Dengan model seperti ini, kebijakan manajer berfungsi sebagai motivator yang akan mendorong lahirnya iklim kerja yang sangat kompetitif antar staf, sehingga dapat memacu produktivitas organisasi secara menyeluruh. Disamping itu, setiap pegawai akan terbiasa berpikir analitis dan inovatif untuk menggali dan menemukan strategi-strategi terbaru dan terbaik yang harus dilakukan unit kerja atau organisasinya. Disini ada hubungan yang saling menguntungkan antara perusahaan / organisasi dengan SDM pendukungnya.

Sementara itu, kondisi di Indonesia pada umumnya masih dicirikan oleh pola-pola “patron – klien”, “atasan – bawahan”, ataupun “elite – massa” yang cukup menonjol. Akibatnya, banyak staf yang kurang berani berdebat dengan atasannya, dan banyak atasan yang merasa lebih pintar dan lebih baik dibanding bawahannya. Banyak staf yang nampaknya masih suka diam dan “manut” terhadap apapun yg dimaui dan ditetapkan pimpinannya. Disisi lain, karakter-karakter ortodoks dari gayabossy” atau “showbiz” hingga gaya manajemen yang determinatif dan interventif, masih banyak melekat di jajaran petinggi birokrasi. Akibatnya, ide-ide masih mengalir dari atas (top-down) dan menumpulkan pemikiran dari bawah dan dari tengah (bottom-up).

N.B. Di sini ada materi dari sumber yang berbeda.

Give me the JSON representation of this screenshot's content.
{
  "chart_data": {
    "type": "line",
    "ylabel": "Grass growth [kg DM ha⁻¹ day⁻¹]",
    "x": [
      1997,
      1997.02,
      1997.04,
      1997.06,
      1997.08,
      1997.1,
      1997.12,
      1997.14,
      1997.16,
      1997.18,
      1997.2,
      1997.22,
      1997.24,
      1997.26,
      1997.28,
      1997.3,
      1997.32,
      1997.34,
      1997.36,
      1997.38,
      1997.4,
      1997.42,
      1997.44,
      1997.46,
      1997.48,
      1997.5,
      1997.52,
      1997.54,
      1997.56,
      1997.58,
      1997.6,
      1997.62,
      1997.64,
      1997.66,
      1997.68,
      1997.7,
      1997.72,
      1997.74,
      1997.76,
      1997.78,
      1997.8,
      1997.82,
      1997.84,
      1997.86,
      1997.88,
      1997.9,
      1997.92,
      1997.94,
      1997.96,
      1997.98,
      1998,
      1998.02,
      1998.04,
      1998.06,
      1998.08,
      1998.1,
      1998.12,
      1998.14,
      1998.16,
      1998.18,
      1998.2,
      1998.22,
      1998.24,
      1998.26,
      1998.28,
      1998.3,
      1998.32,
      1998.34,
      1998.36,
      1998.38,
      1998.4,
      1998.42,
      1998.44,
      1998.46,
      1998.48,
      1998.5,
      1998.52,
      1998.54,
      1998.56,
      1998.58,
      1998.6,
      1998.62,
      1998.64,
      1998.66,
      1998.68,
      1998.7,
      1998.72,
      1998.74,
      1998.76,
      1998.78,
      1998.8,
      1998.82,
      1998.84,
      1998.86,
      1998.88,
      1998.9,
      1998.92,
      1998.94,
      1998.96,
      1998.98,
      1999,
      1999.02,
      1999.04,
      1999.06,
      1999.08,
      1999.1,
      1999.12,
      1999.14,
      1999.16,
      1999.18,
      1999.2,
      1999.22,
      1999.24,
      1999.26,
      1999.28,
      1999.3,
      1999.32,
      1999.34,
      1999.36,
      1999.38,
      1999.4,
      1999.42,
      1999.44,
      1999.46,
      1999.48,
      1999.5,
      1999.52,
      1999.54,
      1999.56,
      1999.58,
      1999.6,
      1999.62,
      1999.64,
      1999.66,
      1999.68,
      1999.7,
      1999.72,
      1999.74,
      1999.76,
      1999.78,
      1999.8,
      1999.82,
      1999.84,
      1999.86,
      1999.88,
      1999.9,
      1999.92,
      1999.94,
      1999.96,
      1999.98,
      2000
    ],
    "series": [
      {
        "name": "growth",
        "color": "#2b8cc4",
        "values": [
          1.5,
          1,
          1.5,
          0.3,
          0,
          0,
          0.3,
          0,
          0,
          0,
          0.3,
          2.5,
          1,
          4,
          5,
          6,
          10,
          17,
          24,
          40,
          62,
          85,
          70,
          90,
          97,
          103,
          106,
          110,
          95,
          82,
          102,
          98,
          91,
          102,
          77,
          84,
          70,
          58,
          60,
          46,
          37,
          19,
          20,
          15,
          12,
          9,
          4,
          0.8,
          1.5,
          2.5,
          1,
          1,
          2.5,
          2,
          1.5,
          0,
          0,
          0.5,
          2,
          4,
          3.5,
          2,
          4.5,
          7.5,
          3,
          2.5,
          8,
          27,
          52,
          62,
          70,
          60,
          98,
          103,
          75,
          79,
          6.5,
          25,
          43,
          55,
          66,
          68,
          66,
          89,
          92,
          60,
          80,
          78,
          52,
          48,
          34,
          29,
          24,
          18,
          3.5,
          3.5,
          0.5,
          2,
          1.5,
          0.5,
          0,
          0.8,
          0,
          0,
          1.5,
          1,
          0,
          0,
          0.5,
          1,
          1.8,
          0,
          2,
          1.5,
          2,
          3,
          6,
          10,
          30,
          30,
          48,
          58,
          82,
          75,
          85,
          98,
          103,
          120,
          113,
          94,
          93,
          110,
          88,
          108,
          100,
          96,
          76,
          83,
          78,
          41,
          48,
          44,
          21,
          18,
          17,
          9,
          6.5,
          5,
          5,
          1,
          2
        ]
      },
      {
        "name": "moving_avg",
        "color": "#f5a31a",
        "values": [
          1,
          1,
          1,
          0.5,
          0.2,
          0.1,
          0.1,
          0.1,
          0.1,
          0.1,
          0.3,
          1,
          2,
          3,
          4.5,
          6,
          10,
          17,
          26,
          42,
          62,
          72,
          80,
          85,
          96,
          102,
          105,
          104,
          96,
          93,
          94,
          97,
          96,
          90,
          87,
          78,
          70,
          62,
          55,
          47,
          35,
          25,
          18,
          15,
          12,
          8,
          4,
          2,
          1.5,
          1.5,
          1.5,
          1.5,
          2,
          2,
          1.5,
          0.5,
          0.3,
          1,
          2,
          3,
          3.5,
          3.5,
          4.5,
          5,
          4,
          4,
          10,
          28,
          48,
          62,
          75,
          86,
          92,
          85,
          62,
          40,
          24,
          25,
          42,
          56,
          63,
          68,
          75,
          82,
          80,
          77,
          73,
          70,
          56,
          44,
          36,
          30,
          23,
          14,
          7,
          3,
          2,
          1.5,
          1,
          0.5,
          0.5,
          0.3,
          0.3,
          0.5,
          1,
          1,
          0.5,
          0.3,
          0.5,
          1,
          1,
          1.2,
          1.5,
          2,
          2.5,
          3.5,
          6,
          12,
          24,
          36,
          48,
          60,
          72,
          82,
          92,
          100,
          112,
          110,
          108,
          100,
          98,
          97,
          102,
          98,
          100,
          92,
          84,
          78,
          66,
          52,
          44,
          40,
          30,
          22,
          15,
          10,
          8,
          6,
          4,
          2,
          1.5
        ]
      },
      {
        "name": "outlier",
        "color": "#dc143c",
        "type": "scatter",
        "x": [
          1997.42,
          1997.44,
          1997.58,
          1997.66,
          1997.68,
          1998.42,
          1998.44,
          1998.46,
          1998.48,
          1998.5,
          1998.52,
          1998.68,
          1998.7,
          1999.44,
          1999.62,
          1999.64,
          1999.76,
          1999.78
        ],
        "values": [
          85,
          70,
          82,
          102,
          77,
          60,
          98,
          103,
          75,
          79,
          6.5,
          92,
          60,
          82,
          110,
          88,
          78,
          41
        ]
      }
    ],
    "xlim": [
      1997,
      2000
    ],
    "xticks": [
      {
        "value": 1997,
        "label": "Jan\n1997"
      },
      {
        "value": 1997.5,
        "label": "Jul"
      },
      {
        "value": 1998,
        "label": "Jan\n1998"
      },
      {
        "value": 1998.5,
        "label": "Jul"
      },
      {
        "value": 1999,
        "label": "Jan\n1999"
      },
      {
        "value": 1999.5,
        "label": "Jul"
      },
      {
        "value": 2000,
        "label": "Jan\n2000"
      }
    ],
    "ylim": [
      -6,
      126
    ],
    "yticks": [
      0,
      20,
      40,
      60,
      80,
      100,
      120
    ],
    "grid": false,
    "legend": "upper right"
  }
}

Kondisi seperti inilah yang harus segera dikikis dan dihilangkan dalam mekanisme kerja birokrasi publik di masa-masa mendatang. Terlebih lagi, dalam satu dekade kedepan, alih generasi tidak mungkin bisa dihindari apalagi diabaikan begitu saja. Pengabaian terhadap proses alami tentang regenerasi, akan berdampak secara langsung terhadap figur organisasi yang loyo dan tidak produktif (osteoporosis akut).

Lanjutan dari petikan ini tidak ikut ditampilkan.